Who was the English manager who triggered a revolution in European football, and transformed a club side that became one of the giants of the modern game? Terry Venables? Nope. Sir Bobby Robson? Nah! Roy Hodgson? Come on!
No, the name Ted Smith will hardly register, but his extraordinary story is as dramatic for the gaps and mysteries as it is for the affect a journeyman Millwall footballer from Grays in Essex, had on the Benfica team he coached from 1948 to 1952 and challenged Real Madrid’s hegemony in the subsequent decade.
Indeed, while this football revolution was underway, the man who planted the seeds had quietly retired from football and was running a pub in Lancaster, having only occasionally dipped back into football with Workington in the Third Division North from 1953-54, before the great Bill Shankly took over, and later with the local non-league side Lancaster City in 1967.
I stumbled across this story by accident. My grandfather, Stan Taylor, had been a Commando in the war, served his country heroically and was a man of some stature in the community in Lancaster where he had moved to be the manager of Woolworths. He became friends with Ted Smith, pictured above, who at the time was the landlord of the Red Cross pub in Skerton, just over the River Lune from the city centre.
But John Edward Smith, to give him his full name, had a back story. While he was pulling pints and smoking full strengths Capstans in a fairly draery concrete riverside pub, the Benfica team he built were lifting the European Cup; first in 1961 and then again in 1962. The captain of the team was the legendary Jose Aguas, the lynchpin of a side that went on to break Real Madrid's dominance of European football in the 1960s, then doubling the triumph by defeating Barcelona a year later.
Smith had brought Aguas, from a poor white colonial family in Angola, to Portugal and the two had a strong bond. I know this because my own Dad witnessed their emotional reunion outside the Park Lane Hotel in London in 1962 when Benfica were in town for the European Cup semi final at White Hart Lane against the double winning Spurs side.
As a player Smith had been decent full back with Millwall, playing 143 times and scoring just once. Small pieces of Pathe news archives show him training in 1938 and introducing the Millwall team to King George VIth, a sight which his son Harvey has delighted in watching since, as he was too young to see him play in person.

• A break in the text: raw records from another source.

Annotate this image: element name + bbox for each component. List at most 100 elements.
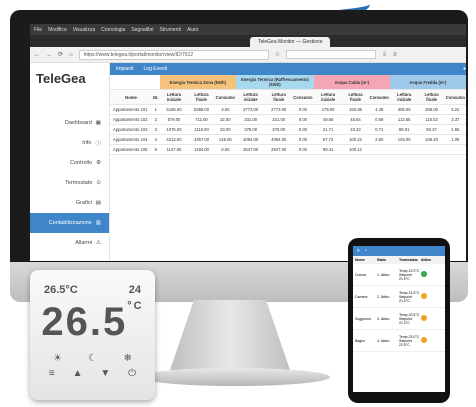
status-dot-icon <box>421 337 427 343</box>
user-icon[interactable]: ● <box>463 66 466 72</box>
star-icon[interactable]: ☆ <box>275 51 280 58</box>
table-cell: 0.59 <box>368 114 390 125</box>
power-key[interactable]: ⏻ <box>128 368 136 379</box>
table-cell: 21.71 <box>313 124 343 135</box>
menu-history[interactable]: Cronologia <box>101 27 125 33</box>
apartment-name: Appartamento 103 <box>110 124 152 135</box>
menu-view[interactable]: Visualizza <box>73 27 95 33</box>
nav-impianti[interactable]: Impianti <box>116 66 134 72</box>
table-body: Appartamento 101 1 5165.00 5368.00 3.00 2773.… <box>110 104 466 155</box>
table-cell: 5368.00 <box>188 104 215 115</box>
table-cell: 1.09 <box>444 134 466 145</box>
list-item[interactable]: Bagno 4. Attivo Temp 23.0°C Setpoint 22.0°… <box>353 330 445 352</box>
browser-tab[interactable]: TeleGea Monitor — Gestione <box>250 37 331 47</box>
apartment-name: Appartamento 105 <box>110 144 152 155</box>
menu-tools[interactable]: Strumenti <box>160 27 181 33</box>
monitor-stand <box>170 300 290 370</box>
menu-help[interactable]: Aiuto <box>187 27 198 33</box>
column-headers: Nome Nr. Lettura iniziale Lettura finale Con… <box>110 89 466 105</box>
column-header[interactable]: Consumo <box>214 89 236 105</box>
download-icon[interactable]: ⇩ <box>382 51 387 58</box>
outside-temp: 24 <box>128 284 141 296</box>
column-header[interactable]: Lettura finale <box>188 89 215 105</box>
table-cell: 378.00 <box>265 124 293 135</box>
column-header[interactable]: Consumo <box>444 89 466 105</box>
menu-icon[interactable]: ≡ <box>357 248 360 254</box>
screen: File Modifica Visualizza Cronologia Segn… <box>30 24 466 269</box>
apartment-name: Appartamento 104 <box>110 134 152 145</box>
sidebar-item-allarmi[interactable]: Allarmi ⚠ <box>30 233 109 253</box>
table-cell: 1194.00 <box>188 144 215 155</box>
logo: TeleGea <box>36 71 86 86</box>
home-icon[interactable]: ⌂ <box>69 52 73 58</box>
column-header[interactable]: Consumo <box>292 89 314 105</box>
column-header[interactable]: Nome <box>110 89 152 105</box>
phone-list: Cucina 1. Attivo Temp 22.0°C Setpoint 21.0… <box>353 264 445 352</box>
url-field[interactable]: https://www.telegea.it/portal/monitor/vi… <box>78 49 269 60</box>
menu-edit[interactable]: Modifica <box>48 27 67 33</box>
group-header: Acqua Calda (m³) <box>313 75 390 90</box>
nav-log[interactable]: Log Eventi <box>144 66 168 72</box>
table-cell: 679.00 <box>159 114 189 125</box>
thermostat-keys: ≡ ▲ ▼ ⏻ <box>40 368 145 379</box>
sidebar: TeleGea Dashboard ▦ Info ⓘ Controllo ⚙ Term… <box>30 63 110 269</box>
menu-icon[interactable]: ≡ <box>393 52 397 58</box>
apartment-name: Appartamento 102 <box>110 114 152 125</box>
table-cell: 49.65 <box>313 114 343 125</box>
table-cell: 22.43 <box>342 124 369 135</box>
column-header[interactable]: Lettura iniziale <box>389 89 419 105</box>
control-icon: ⚙ <box>96 160 101 166</box>
column-header[interactable]: Consumo <box>368 89 390 105</box>
column-header[interactable]: Lettura finale <box>342 89 369 105</box>
table-row[interactable]: Appartamento 103 3 1075.00 1118.00 33.00 378.… <box>110 124 466 135</box>
column-header[interactable]: Lettura finale <box>265 89 293 105</box>
search-field[interactable] <box>286 50 377 59</box>
list-item[interactable]: Camera 2. Attivo Temp 21.5°C Setpoint 21.0… <box>353 286 445 308</box>
table-cell: 0.00 <box>292 134 314 145</box>
list-item-name: Soggiorno <box>355 316 371 321</box>
list-item[interactable]: Soggiorno 3. Attivo Temp 20.5°C Setpoint 2… <box>353 308 445 330</box>
table-cell: 3.00 <box>214 104 236 115</box>
table-cell: 711.00 <box>188 114 215 125</box>
column-header[interactable]: Lettura finale <box>418 89 445 105</box>
bell-icon[interactable]: ◔ <box>364 248 367 254</box>
menu-file[interactable]: File <box>34 27 42 33</box>
table-row[interactable]: Appartamento 105 5 1147.00 1194.00 0.00 2547.… <box>110 144 466 155</box>
table-cell <box>444 144 466 155</box>
menu-key[interactable]: ≡ <box>49 368 55 379</box>
group-header: Acqua Fredda (m³) <box>389 75 466 90</box>
dashboard-icon: ▦ <box>95 120 101 126</box>
column-header[interactable]: Lettura iniziale <box>159 89 189 105</box>
table-cell: 0.00 <box>292 104 314 115</box>
table-cell: 45.54 <box>342 114 369 125</box>
table-cell: 4094.00 <box>235 134 266 145</box>
table-cell: 4212.00 <box>159 134 189 145</box>
list-item-desc: Temp 21.5°C Setpoint 21.0°C <box>399 290 420 303</box>
column-header[interactable]: Lettura iniziale <box>235 89 266 105</box>
down-key[interactable]: ▼ <box>100 368 110 379</box>
table-cell: 2547.00 <box>265 144 293 155</box>
list-item[interactable]: Cucina 1. Attivo Temp 22.0°C Setpoint 21.0… <box>353 264 445 286</box>
back-icon[interactable]: ← <box>34 52 40 58</box>
forward-icon[interactable]: → <box>46 52 52 58</box>
smartphone: ≡ ◔ Nome Stato Termostato Attivo Cucina 1… <box>348 238 450 403</box>
chart-icon: ▤ <box>95 200 101 206</box>
list-item-name: Cucina <box>355 272 366 277</box>
column-header[interactable]: Nr. <box>152 89 160 105</box>
sidebar-item-termostato[interactable]: Termostato ⊙ <box>30 173 109 193</box>
table-row[interactable]: Appartamento 102 2 679.00 711.00 32.00 331.00… <box>110 114 466 125</box>
moon-icon: ☾ <box>88 353 98 364</box>
up-key[interactable]: ▲ <box>73 368 83 379</box>
table-row[interactable]: Appartamento 104 4 4212.00 4357.00 145.00 409… <box>110 134 466 145</box>
menu-bookmarks[interactable]: Segnalibri <box>131 27 153 33</box>
sidebar-item-controllo[interactable]: Controllo ⚙ <box>30 153 109 173</box>
list-item-desc: Temp 20.5°C Setpoint 21.0°C <box>399 312 420 325</box>
column-header[interactable]: Lettura iniziale <box>313 89 343 105</box>
sidebar-item-grafici[interactable]: Grafici ▤ <box>30 193 109 213</box>
table-row[interactable]: Appartamento 101 1 5165.00 5368.00 3.00 2773.… <box>110 104 466 115</box>
reload-icon[interactable]: ⟳ <box>58 51 63 58</box>
sidebar-item-dashboard[interactable]: Dashboard ▦ <box>30 113 109 133</box>
status-dot-icon <box>421 271 427 277</box>
sidebar-item-info[interactable]: Info ⓘ <box>30 133 109 153</box>
sidebar-item-contabilizzazione[interactable]: Contabilizzazione ▥ <box>30 213 109 233</box>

After England stuffed Portugal 10-0 in May 1947, with Finney and Matthews starring, it was decided to search for an English coach.
How Smith came be in the right place at the right time is a mystery, or just a piece of good timing. But almost as soon as Smith moved to Lisbon in 1948 he quickly made changes. As well as attracting players from the Portuguese colonies, like Aguas, he also introduced a form of health service between the local people in a poor area of Lisbon, and the club.

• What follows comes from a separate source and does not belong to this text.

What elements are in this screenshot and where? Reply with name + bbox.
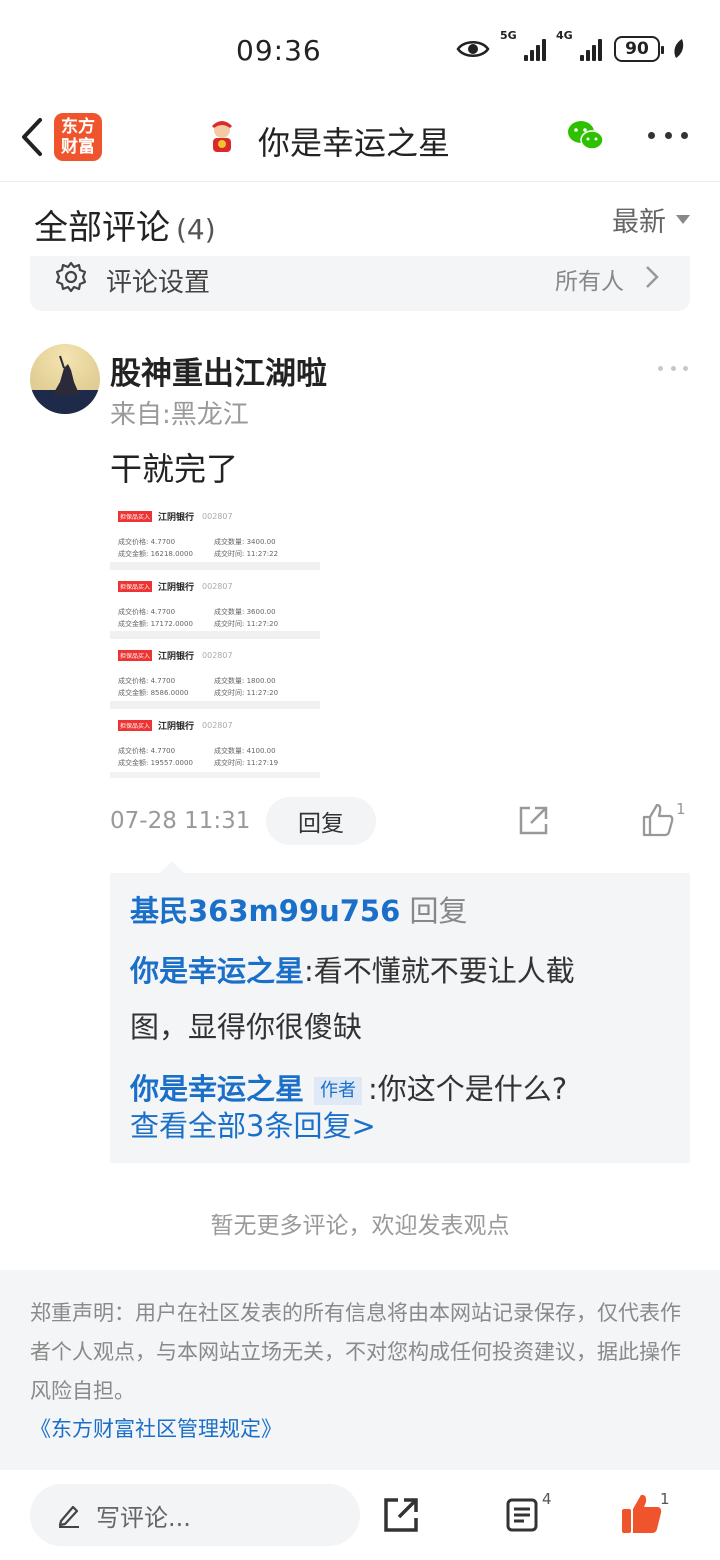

On the pitch he worked wonders too. Benfica broke the dominance of Sporting, by winning the 1949 Cup. He then built on that and won the 1951 championship, added 2 more cups and Benfica’s first international title, the Taca Latina, the ancestor of the European Cup, featuring clubs from France, Spain, Italy and Portugal. The record books show he retired for ‘personal reasons’ and though skipping his job as coach, he kept a link to Benfica as youth coach.
Another side to his character was a jealousy as his attractive wife proved the centre of attention from the Portuguese players and hangers on at the club.
Smith sent his family back to England, tried to go it alone for a while, but eventually followed them home. His life appeared torn, though he fell in love with Portugal its people and its culture, especially the music of Fado, it became a burden to him.
He briefly returned to football in the unlikeliest of jobs - a newspaper cutting from the Lancaster Guardian rather nonchalantly reports how "Mr Ted Smith, the former Benfica coach," became the manager of Lancaster City FC in 1967, as if that achievement was on a par with joining from Barrow or Bamber Bridge.
He returned briefly to management at Portuguese side Atletico from 1971 to 1973, but it seems remarkable that so little is known of his life and his achievements.
Even Harvey has told me only the sketchy details he has learned; his father passed away in 1993 and is buried in the English cemetery in Lisbon, where Benfica looked after him in his final years, respect and love from a fine club who remembered a hero of their history. But there are huge gaps in his life.
These gaps add to the mystery and the sadness that lies behind a torn character unable to settle in one place or anoher. Even his own son, Harvey, has bitter sweet memories.
“My father went missing in the early 70's a great man manager but pretty crap as a dad, I never saw him again I found out he had gone back to Portugal ending up in the Acores where he again proved his talents as a football coach.”
Running a pub in the north of England, and later in the Lake District, could never capture that romance in his life again.
Harvey has told me: “There is so much that I don’t remember and most of the medals and trophies my dad acquired over his time in football have gone, lost or been stolen, however, everything I read from his time in Portugal assures me that he was most highly regarded. There are quotes of him as being part of the club’s history, the layer of the club’s foundations and a beloved son of a great club.
“On a recent visit to Benfica I was returning to Lisbon Airport and a taxi driver turned out to be an ex Atletico player who my dad had scouted for the club, he refused to take the fare. So, I guess he had some uses, the old bugger.”